Investigating post-translational regulation by glutathionylation of glycolytic pathway enzymes of Saccharomyces cerevisiae

Abstract

Glycolysis is the pathway that consumes glucose to produce energy. It is present in all organisms, from bacteria in the deep oceans to complex life forms present on the earth. During oxidative stress, the cell shifts the glycolytic pathway flux into Pentose Phosphate pathway to generate NADPH to be used by glutaredoxins and thioredoxins to deal with oxidative stress. For this to happen, the flux through the glycolytic pathway has to be shut off by regulation of enzymes of the glycolysis. This has to happen quickly to deal with damaging oxidative stress, since the enzymes’ thiols may get permanently oxidised and degraded.
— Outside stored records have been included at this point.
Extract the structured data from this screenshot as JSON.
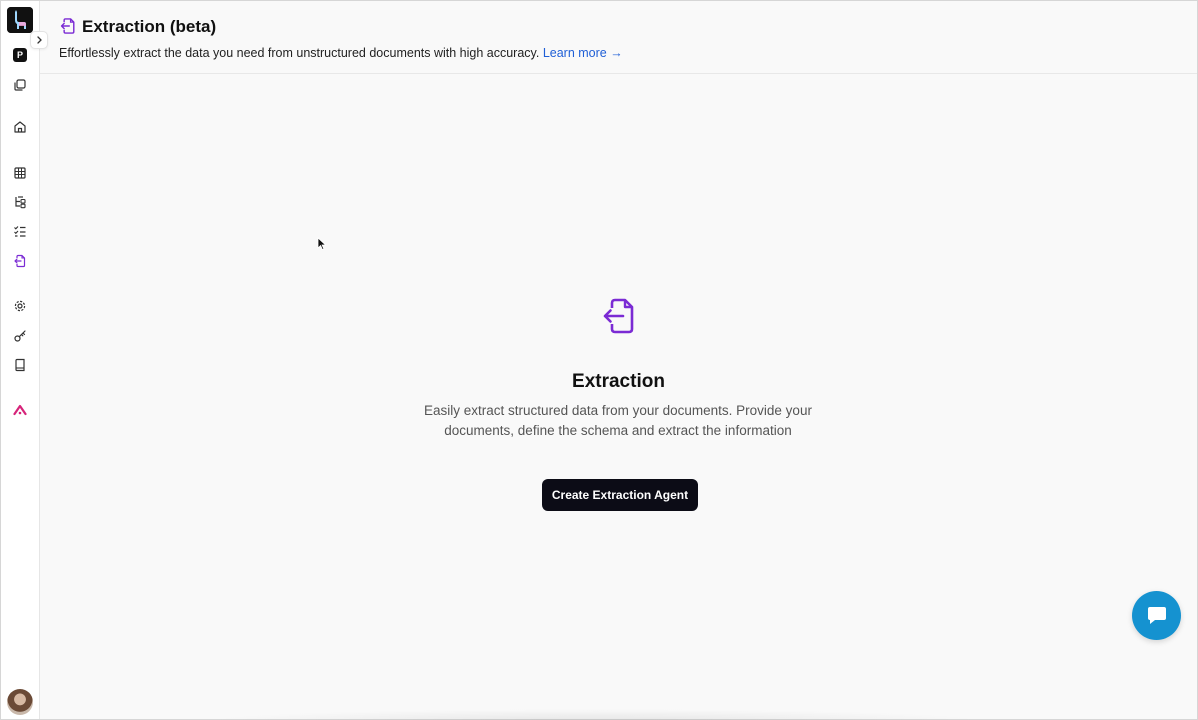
{
  "header": {
    "title": "Extraction (beta)",
    "subtitle": "Effortlessly extract the data you need from unstructured documents with high accuracy.",
    "learn_more": "Learn more →"
  },
  "sidebar": {
    "project_badge": "P",
    "items": [
      {
        "icon": "files-icon"
      },
      {
        "icon": "home-icon"
      },
      {
        "icon": "grid-icon"
      },
      {
        "icon": "tree-icon"
      },
      {
        "icon": "checklist-icon"
      },
      {
        "icon": "extraction-icon",
        "active": true
      },
      {
        "icon": "gear-icon"
      },
      {
        "icon": "key-icon"
      },
      {
        "icon": "book-icon"
      },
      {
        "icon": "brand-icon"
      }
    ]
  },
  "empty_state": {
    "title": "Extraction",
    "description": "Easily extract structured data from your documents. Provide your documents, define the schema and extract the information",
    "button": "Create Extraction Agent"
  },
  "colors": {
    "accent": "#7b2bd4",
    "link": "#1f5fd6",
    "button": "#0c0c16",
    "chat": "#1592d0",
    "brand": "#d6247a"
  }
}
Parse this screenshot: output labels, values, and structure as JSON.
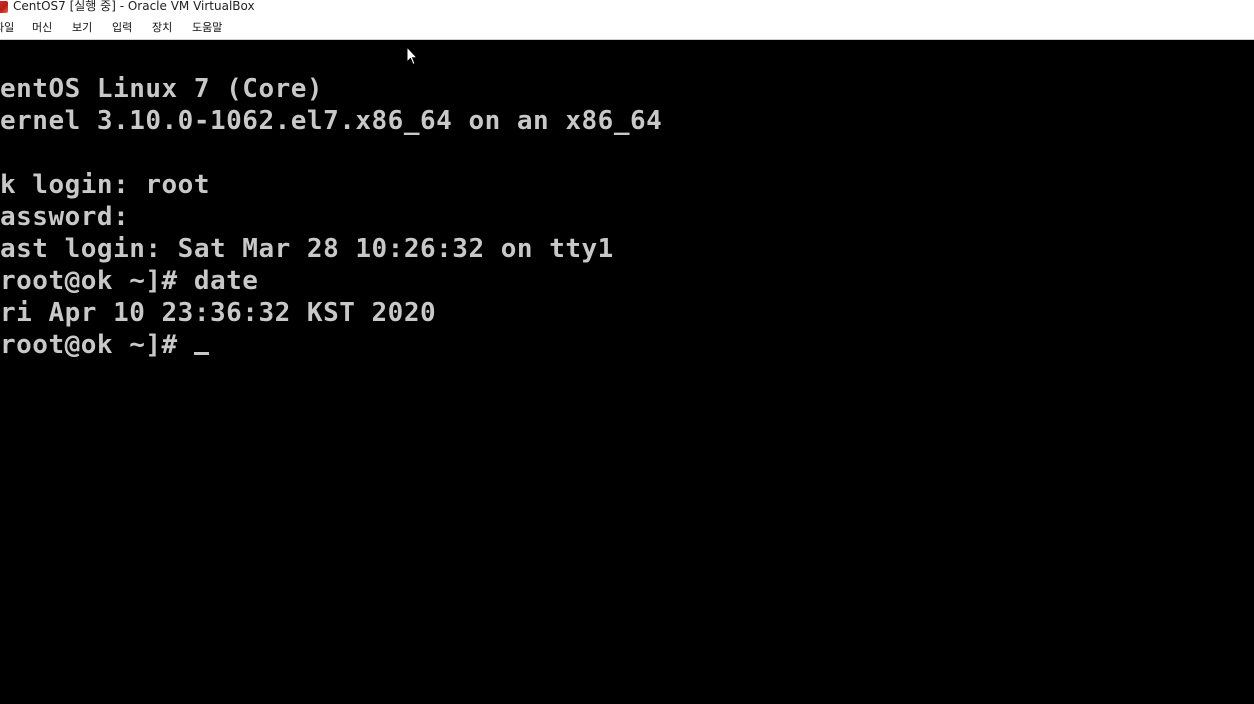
{
  "window": {
    "title": "CentOS7 [실행 중] - Oracle VM VirtualBox"
  },
  "menu": {
    "items": [
      {
        "label": "파일"
      },
      {
        "label": "머신"
      },
      {
        "label": "보기"
      },
      {
        "label": "입력"
      },
      {
        "label": "장치"
      },
      {
        "label": "도움말"
      }
    ]
  },
  "console": {
    "lines": [
      "entOS Linux 7 (Core)",
      "ernel 3.10.0-1062.el7.x86_64 on an x86_64",
      "",
      "k login: root",
      "assword:",
      "ast login: Sat Mar 28 10:26:32 on tty1",
      "root@ok ~]# date",
      "ri Apr 10 23:36:32 KST 2020",
      "root@ok ~]# "
    ]
  },
  "colors": {
    "console_bg": "#000000",
    "console_fg": "#c8c8c8",
    "chrome_bg": "#ffffff"
  },
  "icons": {
    "app": "virtualbox-app-icon",
    "pointer": "mouse-pointer-icon"
  }
}
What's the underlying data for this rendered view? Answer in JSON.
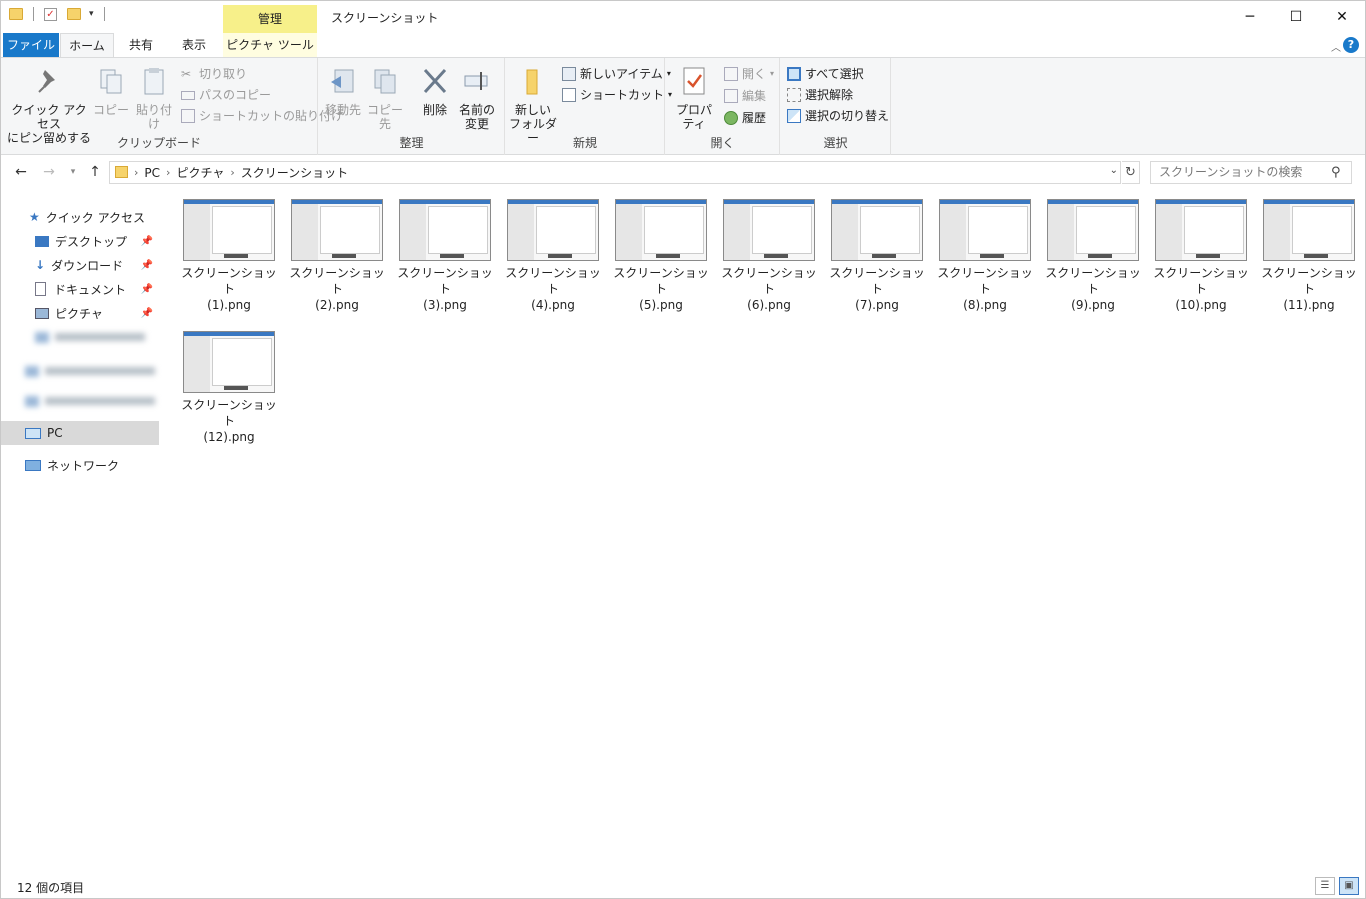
{
  "window": {
    "title": "スクリーンショット",
    "contextual_tab_group": "管理",
    "controls": {
      "minimize": "─",
      "maximize": "☐",
      "close": "✕"
    }
  },
  "tabs": [
    "ファイル",
    "ホーム",
    "共有",
    "表示",
    "ピクチャ ツール"
  ],
  "ribbon": {
    "clipboard": {
      "label": "クリップボード",
      "pin_line1": "クイック アクセス",
      "pin_line2": "にピン留めする",
      "copy": "コピー",
      "paste": "貼り付け",
      "cut": "切り取り",
      "copy_path": "パスのコピー",
      "paste_shortcut": "ショートカットの貼り付け"
    },
    "organize": {
      "label": "整理",
      "move_to": "移動先",
      "copy_to": "コピー先",
      "delete": "削除",
      "rename_line1": "名前の",
      "rename_line2": "変更"
    },
    "new": {
      "label": "新規",
      "new_folder_line1": "新しい",
      "new_folder_line2": "フォルダー",
      "new_item": "新しいアイテム",
      "shortcut": "ショートカット"
    },
    "open": {
      "label": "開く",
      "properties": "プロパティ",
      "open": "開く",
      "edit": "編集",
      "history": "履歴"
    },
    "select": {
      "label": "選択",
      "select_all": "すべて選択",
      "select_none": "選択解除",
      "invert": "選択の切り替え"
    }
  },
  "address": {
    "crumbs": [
      "PC",
      "ピクチャ",
      "スクリーンショット"
    ],
    "search_placeholder": "スクリーンショットの検索"
  },
  "sidebar": {
    "quick_access": "クイック アクセス",
    "items": [
      {
        "label": "デスクトップ"
      },
      {
        "label": "ダウンロード"
      },
      {
        "label": "ドキュメント"
      },
      {
        "label": "ピクチャ"
      }
    ],
    "pc": "PC",
    "network": "ネットワーク"
  },
  "files": [
    {
      "line1": "スクリーンショット",
      "line2": "(1).png"
    },
    {
      "line1": "スクリーンショット",
      "line2": "(2).png"
    },
    {
      "line1": "スクリーンショット",
      "line2": "(3).png"
    },
    {
      "line1": "スクリーンショット",
      "line2": "(4).png"
    },
    {
      "line1": "スクリーンショット",
      "line2": "(5).png"
    },
    {
      "line1": "スクリーンショット",
      "line2": "(6).png"
    },
    {
      "line1": "スクリーンショット",
      "line2": "(7).png"
    },
    {
      "line1": "スクリーンショット",
      "line2": "(8).png"
    },
    {
      "line1": "スクリーンショット",
      "line2": "(9).png"
    },
    {
      "line1": "スクリーンショット",
      "line2": "(10).png"
    },
    {
      "line1": "スクリーンショット",
      "line2": "(11).png"
    },
    {
      "line1": "スクリーンショット",
      "line2": "(12).png"
    }
  ],
  "status": {
    "item_count": "12 個の項目"
  },
  "colors": {
    "accent": "#1979ca",
    "contextual": "#f7f08a",
    "selected": "#d9d9d9"
  }
}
So, the cell needs a mechanism that can regulate as well as protect the protein cysteine thiol from permanent oxidation.Glutathionylation is such a mechanism. Several reports have shown that many glycolytic proteins undergo glutathionylation under cellular oxidative stress. Glutathionylation prevents irreversible oxidation of cysteine residues present in proteins by formation of mixed disulphides. However, the mechanistic role of glutathionylation of these glycolytic proteins has not been well studied. In the current study, we tried to investigate this process in detail under stress and non-stress conditions.From the literature there are six enzymes known to be glutathionylated in yeast. These enzymes are Glyceraldehyde-3-phosphate dehydrogenase (TDH3), Fructose-bisphosphate aldolase (FBA1), 3-Phosphoglycerate Kinase (PGK1), Enolase (ENO2), Pyruvate Kinase (CDC19) and Triose Phosphate Isomerase (TPI1). To initiate investigations on the project, all six genes were cloned and expressed downstream of a strong yeast promoter. The expression of three of these enzymes Fba1p, Pgk1p, Eno2p could be confirmed. We then evaluated glutathionylation of these enzymes under stressed and non-stressed conditions. To investigate the enzyme involved in the glutathionylation and deglutathionylation process, we examined glutathionylation or deglutathionylation in genetic backgrounds deleted for the different thioredoxins and glutaredoxins that are known to be involved in these pathways. Preliminary results indicate a role of Grx3p in the glutathionylation of Fba1p, Grx1p in the glutathionylation of Pgk1p and Trx2p in the deglutathionylation of Pgk1p. However, more detailed studies are required to confirm these initial findings and determine the mechanisms involved.